Inequalities are measured, discriminations are lived
Stéphane JUGNOT
The French law adopted in 2018 on the freedom to choose a professional future seeks to shift from an obligation of means to an obligation of results in terms of the gender pay gap. It is based on the notion that discriminations can be measured, providing quantification as a means to steer action. The article recalls that in fact, this goal is unachievable from a statistical point of view, coming back to the two most widely used approaches: “all other things being equal” statistical analysis and statistical testing. It explains why these tools cannot quantify the scope of discrimination, without denying their broad usefulness. The lack of measurement does not mean giving up on the need for action. Rather, it should open the path for ways of thinking and interdisciplinary approaches that do not rely on numbers for proof.
Keywords: gender inequality, discrimination, wages.
The plural territories of labor market intermediaries
Jean-Marie PILLON, Delphine REMILLON and Carole TUCHSZIRER
The article takes a fresh look at the role of local regions in French employment policies, focusing on the activity of local labor market intermediaries. It explores the relationship between such intermediaries and local regions, analysing the contacts between two major stakeholder categories, municipal structures and local Pôle Emploi job centers. It draws on data from a qualitative survey of two areas to demonstrate that local regions are at the same time sites where macro, meso, and micro stakeholders apply employment policies, bases for economic, political, and administrative understandings of territoriality, and geographical spaces with their own economic and social dynamics that partly determine the relevant scale of intervention. The range of approaches raises the issue of the best coordinating bodies to oversee the multiplicity of ways of understanding the territory as a variable. Each area surveyed revealed a convergence of interventions by intermediaries, albeit on distinct geographical scales reflecting local specificities. The synchronization of interventions is at times thrown off kilter by employment policy reforms that stoke competition locally.
Keywords: territories, labor market intermediaries, employment policy, reform, scale of intervention, regulation of public policies.
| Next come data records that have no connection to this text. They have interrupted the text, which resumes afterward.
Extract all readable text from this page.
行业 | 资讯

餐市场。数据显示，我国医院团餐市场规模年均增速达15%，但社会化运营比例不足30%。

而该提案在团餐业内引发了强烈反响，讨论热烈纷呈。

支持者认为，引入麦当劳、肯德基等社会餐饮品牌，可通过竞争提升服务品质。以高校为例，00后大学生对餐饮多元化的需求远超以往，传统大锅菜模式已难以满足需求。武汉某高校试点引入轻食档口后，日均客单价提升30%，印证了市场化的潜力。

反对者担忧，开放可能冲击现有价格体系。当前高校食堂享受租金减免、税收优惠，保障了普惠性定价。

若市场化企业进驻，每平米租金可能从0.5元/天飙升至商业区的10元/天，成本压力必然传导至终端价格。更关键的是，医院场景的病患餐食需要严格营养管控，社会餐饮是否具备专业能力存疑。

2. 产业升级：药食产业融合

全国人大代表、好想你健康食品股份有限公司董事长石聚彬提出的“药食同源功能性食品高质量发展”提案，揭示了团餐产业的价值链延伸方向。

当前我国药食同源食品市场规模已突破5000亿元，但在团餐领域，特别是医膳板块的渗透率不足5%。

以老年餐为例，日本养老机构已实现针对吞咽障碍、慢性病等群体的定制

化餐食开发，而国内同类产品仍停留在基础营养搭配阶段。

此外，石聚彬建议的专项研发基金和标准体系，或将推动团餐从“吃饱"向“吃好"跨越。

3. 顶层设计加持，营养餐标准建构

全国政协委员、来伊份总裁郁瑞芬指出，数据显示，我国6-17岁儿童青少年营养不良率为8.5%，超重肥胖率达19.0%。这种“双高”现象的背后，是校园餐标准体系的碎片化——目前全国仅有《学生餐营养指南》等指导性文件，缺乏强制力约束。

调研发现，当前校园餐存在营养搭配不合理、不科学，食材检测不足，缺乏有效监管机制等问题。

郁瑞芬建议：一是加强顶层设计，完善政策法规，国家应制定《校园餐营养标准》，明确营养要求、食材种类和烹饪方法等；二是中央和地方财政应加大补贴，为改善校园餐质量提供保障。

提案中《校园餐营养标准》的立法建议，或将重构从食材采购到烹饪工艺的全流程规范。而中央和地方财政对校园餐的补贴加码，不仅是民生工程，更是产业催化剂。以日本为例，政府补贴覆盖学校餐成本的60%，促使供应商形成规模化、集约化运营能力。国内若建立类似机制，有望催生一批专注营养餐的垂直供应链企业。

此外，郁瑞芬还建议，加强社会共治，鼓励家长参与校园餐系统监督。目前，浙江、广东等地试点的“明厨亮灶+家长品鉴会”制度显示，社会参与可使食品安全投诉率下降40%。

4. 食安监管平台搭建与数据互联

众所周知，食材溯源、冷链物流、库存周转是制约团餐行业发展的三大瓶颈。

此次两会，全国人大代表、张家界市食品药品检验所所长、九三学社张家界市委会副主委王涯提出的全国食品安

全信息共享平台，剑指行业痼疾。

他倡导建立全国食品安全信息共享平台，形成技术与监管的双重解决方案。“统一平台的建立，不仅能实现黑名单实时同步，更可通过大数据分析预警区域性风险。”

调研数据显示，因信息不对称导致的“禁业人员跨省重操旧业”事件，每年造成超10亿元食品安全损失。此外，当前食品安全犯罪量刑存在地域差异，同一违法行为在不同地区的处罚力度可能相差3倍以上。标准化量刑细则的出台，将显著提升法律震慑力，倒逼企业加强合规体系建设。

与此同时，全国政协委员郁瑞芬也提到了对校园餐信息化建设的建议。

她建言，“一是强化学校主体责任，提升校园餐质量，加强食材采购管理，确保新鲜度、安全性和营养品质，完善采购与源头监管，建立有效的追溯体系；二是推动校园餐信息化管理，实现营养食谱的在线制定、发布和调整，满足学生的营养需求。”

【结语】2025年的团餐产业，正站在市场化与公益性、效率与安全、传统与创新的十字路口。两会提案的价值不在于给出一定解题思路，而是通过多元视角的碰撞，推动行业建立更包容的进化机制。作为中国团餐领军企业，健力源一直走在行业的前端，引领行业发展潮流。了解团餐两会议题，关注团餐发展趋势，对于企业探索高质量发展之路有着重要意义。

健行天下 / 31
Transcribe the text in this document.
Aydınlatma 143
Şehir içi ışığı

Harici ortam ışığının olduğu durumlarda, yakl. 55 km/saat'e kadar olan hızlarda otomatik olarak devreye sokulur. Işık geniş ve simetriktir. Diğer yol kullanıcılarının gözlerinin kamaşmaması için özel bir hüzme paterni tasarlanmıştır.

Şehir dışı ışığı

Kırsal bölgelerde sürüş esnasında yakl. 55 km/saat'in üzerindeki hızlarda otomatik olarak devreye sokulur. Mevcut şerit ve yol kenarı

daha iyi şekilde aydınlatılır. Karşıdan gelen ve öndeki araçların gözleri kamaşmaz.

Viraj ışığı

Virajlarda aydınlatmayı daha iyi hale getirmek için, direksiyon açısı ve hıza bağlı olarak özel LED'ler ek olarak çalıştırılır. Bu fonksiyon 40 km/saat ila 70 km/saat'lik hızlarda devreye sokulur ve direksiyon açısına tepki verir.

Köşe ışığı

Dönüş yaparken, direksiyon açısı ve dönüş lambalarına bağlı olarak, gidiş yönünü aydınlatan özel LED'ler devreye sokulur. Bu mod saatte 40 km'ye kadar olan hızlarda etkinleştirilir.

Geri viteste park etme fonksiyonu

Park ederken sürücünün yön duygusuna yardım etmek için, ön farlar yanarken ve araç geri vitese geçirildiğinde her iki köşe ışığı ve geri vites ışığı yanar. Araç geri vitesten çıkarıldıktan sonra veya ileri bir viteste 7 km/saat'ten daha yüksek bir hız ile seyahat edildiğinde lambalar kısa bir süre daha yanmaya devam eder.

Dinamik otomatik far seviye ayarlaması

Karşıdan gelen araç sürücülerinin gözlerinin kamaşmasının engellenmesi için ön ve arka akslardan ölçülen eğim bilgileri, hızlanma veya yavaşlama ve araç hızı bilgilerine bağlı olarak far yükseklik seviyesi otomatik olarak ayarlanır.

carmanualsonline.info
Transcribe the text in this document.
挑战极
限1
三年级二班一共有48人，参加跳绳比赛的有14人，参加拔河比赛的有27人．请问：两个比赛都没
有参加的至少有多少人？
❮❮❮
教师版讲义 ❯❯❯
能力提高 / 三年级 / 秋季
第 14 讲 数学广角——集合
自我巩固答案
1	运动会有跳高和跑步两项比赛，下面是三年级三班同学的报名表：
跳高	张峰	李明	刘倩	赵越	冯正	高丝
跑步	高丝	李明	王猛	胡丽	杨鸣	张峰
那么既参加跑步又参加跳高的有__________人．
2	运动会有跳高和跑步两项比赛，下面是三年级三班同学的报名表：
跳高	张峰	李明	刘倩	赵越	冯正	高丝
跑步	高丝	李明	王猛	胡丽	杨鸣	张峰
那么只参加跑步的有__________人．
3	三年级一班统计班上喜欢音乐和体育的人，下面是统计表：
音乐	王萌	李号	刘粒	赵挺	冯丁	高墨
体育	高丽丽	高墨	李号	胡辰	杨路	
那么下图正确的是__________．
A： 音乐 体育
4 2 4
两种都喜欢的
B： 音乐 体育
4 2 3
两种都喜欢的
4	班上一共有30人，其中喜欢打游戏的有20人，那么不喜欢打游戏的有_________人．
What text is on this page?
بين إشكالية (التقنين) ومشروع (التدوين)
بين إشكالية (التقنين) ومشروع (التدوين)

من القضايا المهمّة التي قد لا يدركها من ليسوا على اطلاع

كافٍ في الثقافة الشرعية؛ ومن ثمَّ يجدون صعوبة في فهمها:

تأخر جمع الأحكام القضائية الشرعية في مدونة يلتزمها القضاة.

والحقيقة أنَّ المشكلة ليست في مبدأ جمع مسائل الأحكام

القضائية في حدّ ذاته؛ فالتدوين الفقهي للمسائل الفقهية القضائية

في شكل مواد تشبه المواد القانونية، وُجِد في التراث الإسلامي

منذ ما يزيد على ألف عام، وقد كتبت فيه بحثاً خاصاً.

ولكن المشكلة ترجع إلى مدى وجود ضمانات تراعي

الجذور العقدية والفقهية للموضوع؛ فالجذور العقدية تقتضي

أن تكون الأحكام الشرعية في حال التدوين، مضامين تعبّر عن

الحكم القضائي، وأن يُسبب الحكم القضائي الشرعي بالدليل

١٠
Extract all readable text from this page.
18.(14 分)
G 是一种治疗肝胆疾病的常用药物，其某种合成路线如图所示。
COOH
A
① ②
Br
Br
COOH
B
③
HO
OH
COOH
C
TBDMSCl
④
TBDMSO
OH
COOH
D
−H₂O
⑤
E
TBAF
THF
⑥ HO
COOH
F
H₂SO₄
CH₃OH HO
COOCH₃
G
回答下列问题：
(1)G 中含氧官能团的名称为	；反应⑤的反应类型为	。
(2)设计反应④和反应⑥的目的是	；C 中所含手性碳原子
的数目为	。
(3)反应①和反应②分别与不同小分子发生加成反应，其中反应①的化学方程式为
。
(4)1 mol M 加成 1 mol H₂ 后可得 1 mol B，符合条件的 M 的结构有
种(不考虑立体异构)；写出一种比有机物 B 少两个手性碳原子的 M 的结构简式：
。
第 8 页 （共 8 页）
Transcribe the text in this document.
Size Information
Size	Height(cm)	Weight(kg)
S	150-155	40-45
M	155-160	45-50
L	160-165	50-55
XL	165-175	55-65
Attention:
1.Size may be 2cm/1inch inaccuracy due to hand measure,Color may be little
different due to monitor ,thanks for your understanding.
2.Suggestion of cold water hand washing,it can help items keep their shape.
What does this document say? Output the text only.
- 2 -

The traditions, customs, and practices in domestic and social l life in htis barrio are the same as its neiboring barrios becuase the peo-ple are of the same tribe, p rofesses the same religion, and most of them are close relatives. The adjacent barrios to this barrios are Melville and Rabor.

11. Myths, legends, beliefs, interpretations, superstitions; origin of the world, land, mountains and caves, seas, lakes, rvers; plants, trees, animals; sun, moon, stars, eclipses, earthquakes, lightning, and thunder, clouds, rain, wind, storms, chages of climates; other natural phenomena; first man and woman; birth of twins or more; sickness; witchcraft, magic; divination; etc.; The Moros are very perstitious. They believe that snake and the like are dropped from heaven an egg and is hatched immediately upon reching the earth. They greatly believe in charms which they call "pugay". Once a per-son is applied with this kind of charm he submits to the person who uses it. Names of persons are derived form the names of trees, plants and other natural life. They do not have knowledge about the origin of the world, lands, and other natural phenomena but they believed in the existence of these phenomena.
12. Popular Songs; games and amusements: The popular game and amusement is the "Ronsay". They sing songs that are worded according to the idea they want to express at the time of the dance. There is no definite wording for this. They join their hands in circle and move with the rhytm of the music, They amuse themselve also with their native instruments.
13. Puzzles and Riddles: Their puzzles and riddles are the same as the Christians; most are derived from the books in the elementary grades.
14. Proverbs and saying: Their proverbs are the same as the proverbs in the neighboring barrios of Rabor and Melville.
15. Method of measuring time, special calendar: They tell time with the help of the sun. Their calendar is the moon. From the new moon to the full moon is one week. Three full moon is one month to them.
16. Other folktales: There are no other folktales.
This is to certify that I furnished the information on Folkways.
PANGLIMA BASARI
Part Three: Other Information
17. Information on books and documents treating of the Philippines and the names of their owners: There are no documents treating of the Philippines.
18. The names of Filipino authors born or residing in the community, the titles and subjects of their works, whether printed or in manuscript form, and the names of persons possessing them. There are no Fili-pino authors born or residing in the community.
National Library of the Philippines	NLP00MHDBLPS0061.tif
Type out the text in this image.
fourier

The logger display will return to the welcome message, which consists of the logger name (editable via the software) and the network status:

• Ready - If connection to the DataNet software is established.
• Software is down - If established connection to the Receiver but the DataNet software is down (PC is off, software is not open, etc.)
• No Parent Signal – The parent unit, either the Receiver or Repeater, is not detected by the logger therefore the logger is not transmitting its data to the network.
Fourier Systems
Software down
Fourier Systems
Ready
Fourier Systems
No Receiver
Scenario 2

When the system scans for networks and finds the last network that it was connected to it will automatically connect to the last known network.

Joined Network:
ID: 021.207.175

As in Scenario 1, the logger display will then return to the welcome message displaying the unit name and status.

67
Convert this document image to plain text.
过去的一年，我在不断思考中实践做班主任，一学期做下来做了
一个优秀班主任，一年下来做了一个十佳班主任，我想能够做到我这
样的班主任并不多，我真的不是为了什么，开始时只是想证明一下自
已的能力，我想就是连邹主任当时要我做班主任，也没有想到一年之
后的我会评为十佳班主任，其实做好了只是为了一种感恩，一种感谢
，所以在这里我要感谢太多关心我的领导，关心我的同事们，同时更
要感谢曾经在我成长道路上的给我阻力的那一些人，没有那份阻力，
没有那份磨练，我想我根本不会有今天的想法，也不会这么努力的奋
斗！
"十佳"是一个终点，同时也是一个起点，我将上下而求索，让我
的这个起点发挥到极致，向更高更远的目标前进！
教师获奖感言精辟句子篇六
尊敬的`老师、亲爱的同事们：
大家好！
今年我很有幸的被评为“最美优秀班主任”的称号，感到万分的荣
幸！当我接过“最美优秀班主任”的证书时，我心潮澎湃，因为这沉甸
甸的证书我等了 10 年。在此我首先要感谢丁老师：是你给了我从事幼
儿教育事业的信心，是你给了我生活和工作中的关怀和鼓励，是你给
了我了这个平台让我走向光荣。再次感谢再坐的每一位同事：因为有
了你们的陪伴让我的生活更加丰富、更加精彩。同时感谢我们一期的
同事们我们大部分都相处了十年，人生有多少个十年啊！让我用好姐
Women and union representation, from signing up to taking on responsibilities: A process of socially selective inclusion
Maxime LESCURIEUX
Based on data from the survey on professional relationships and business negotiations (REPONSE) led by the DARES and the Statistics on Resources and Living Conditions Survey (SRCV) led by the INSEE, this article explores the impact of equality policies and changes in the union sphere on women’s engagement since the late 1990s. Despite a relative feminization of union members, women were still under-represented in trade unions in 2010. In a legislative context that now requires women to be included in various spheres of activity (particularly political and militant) and the strengthening of the model of multiple union mandates, the article reports an ambivalent effect on the presence of women in the trade union institution, given that placing limits on union commitment remains difficult: female managers and professionals are better represented, but manual workers and employees are less well represented.
Keywords: women, union representation, inclusion, social selection.
The link between employment and housing: trade union handling of housing issues in a changing labor and employment landscape
Jules-Mathieu MEUNIER
This article explores the question of employee housing from two distinct points of view. It first looks at how the issue is handled at various levels in the CFDT union and the new forms of housing-related action that have developed over the past two decades in France in response to the emergence of new social needs at the juncture between employment and housing. The article demonstrates how such actions reflect the logic of updating the finalities and modalities of public interventions on housing. It also seeks to understand the link between employment and housing insofar as it measures trade union actions against the new risks related to changes in the labor market, such as the increased insecurity of waged work and the increasing requirement for geographical mobility, and the concomitant need to create new means of providing security in housing and employment.
Keywords: the link between housing and employment, trade union organization, changes to the labor market.